Foto di copertina: Josh Kellogg 

Il casuario (Casuarius casuarius) è un grande uccello originario dell’Australia e della Nuova Guinea, è incapace di volare e assomiglia nella forma agli emù. Stando a quanto riportato dalle autorità Sabato 13 aprile, un esemplare di questi uccelli ha ucciso il suo proprietario dopo che questi è caduto a terra; il fatto è avvenuto nei pressi di Gainesville, in Florida.

Il proprietario dell’uccello, il 75enne Marvin Hajos,  ha fatto la prima telefonata al 911 Venerdì circa alle 10:00 ET. Una seconda chiamata è arrivata da un’altra persona sul posto che ha riferito di un’emergenza medica che coinvolgeva un grosso uccello, ha detto il tenente Joshua Crews dell’ufficio dello sceriffo della contea di Alachua.

Hajos è stato trasportato in un vicino ospedale, dove è morto, ha dichiarato il tenente; il casuario è rimasto invece nella proprietà di Hajos mentre le autorità conducono un’indagine sull’attacco.

Marvin Hajos era un allevatore di questo raro uccello e, secondo la dichiarazione di Jeff Taylor, vice capo dei pompieri della contea di Alachua, la morte è stata un incidente: sembra che l’uomo sia caduto e che il casuario lo abbia attaccato dopo la caduta, ha detto Taylor.

La Florida Fish and Wildlife Conservation Commission considera i casuari come animali selvatici di Classe II, il che significa che rappresentano un pericolo per gli esseri umani e sono soggetti a specifici requisiti di ingabbiamento. I proprietari devono anche avere una “sostanziale esperienza” con questi animali, afferma la commissione. Classe II è la stessa categoria di alligatori, tassi del miele e leopardi nebulosi, mentre la Classe I include predatori più tradizionali come leoni, tigri e orsi.

Casuario con prole in un fiume (Casuarius casuarius)
Foto di Pete Keogh

Perché il casuario è considerato l’uccello più pericoloso al mondo?

Il casuario, che è in grado di saltare fino a due metri da terra e di correre fino a 50 km/h, compensa la sua incapacità di scappare volando con delle potentissime armi da combattimento: il robusto “elmetto” sopra la testa e i grossi artigli delle zampe.

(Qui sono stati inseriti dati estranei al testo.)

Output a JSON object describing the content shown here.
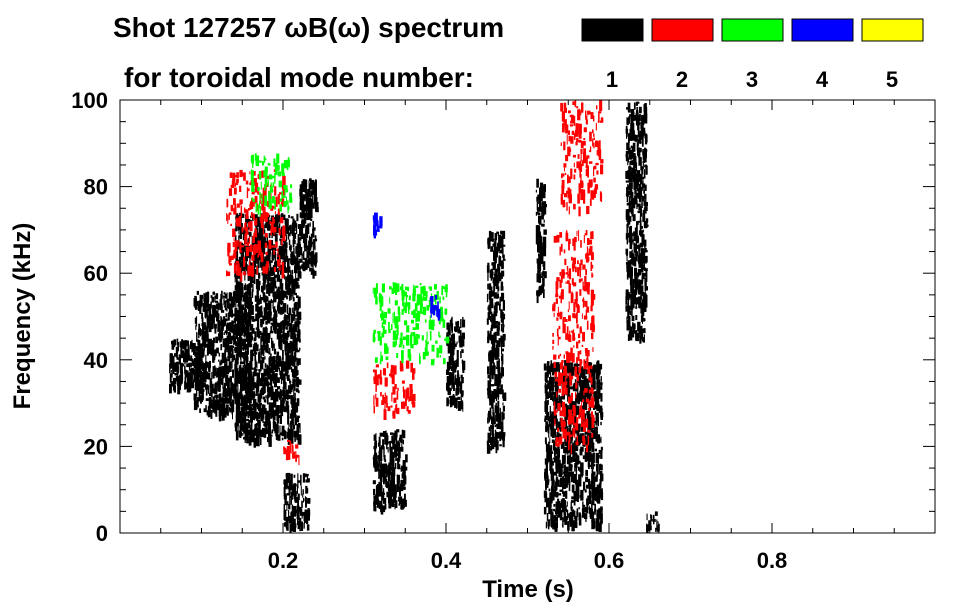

La cresta simile ad un elmo situata sulla sommità della testa può raggiungere i 15 centimetri di lunghezza e i 17 centimetri di altezza, impedendo lesioni al cranio durante le cariche in combattimento. L’artiglio medio invece, con i suoi 12 centimetri di lunghezza, agisce come un pugnale e può causare gravi danni sia ad animali che uomini.

I casuari non attaccano senza motivo e non vanno demonizzati

Nonostante la sua reputazione, il casuario non attacca senza motivo, è un animale abbastanza timido e preferisce evitare lo scontro quando possibile, tuttavia è allo stesso tempo un uccello molto territoriale e protettivo verso la sua prole. La maggior parte delle volte gli attacchi dei casuari sono per la difesa, sia che si tratti di difendere loro stessi, il loro territorio o i loro piccoli. A volte però gli attacchi posso derivare dalla pretesa di ricevere cibo dalle persone che si avvicinano a loro.

Ogni anno vengono segnalati oltre 200 attacchi di casuario, di cui circa il 70% si verifica a causa di persone che cercano di avvicinarsi troppo, volendo dar loro da mangiare col risultato però di far sentire gli uccelli minacciati.

Ecco cosa NON fare in presenza di questo uccello. Sono animali selvatici e come tali vanno rispettati e osservati a debita distanza. A questi turisti è andata bene, ma poteva finire molto peggio di così.

Il casuario e il suo ruolo nell’ambiente

Distribuito nell’estremo nord dell’Australia, in genere nelle foreste pluviali del Queensland settentrionale, il casuario è responsabile della proliferazione e della germinazione delle piante in tutta l’area. Essendo uccelli frugivori (mangiatori di frutta), spargono vari semi e bacche non digeriti attraverso gli escrementi, consentendo ai semi di crescere in nuove piante.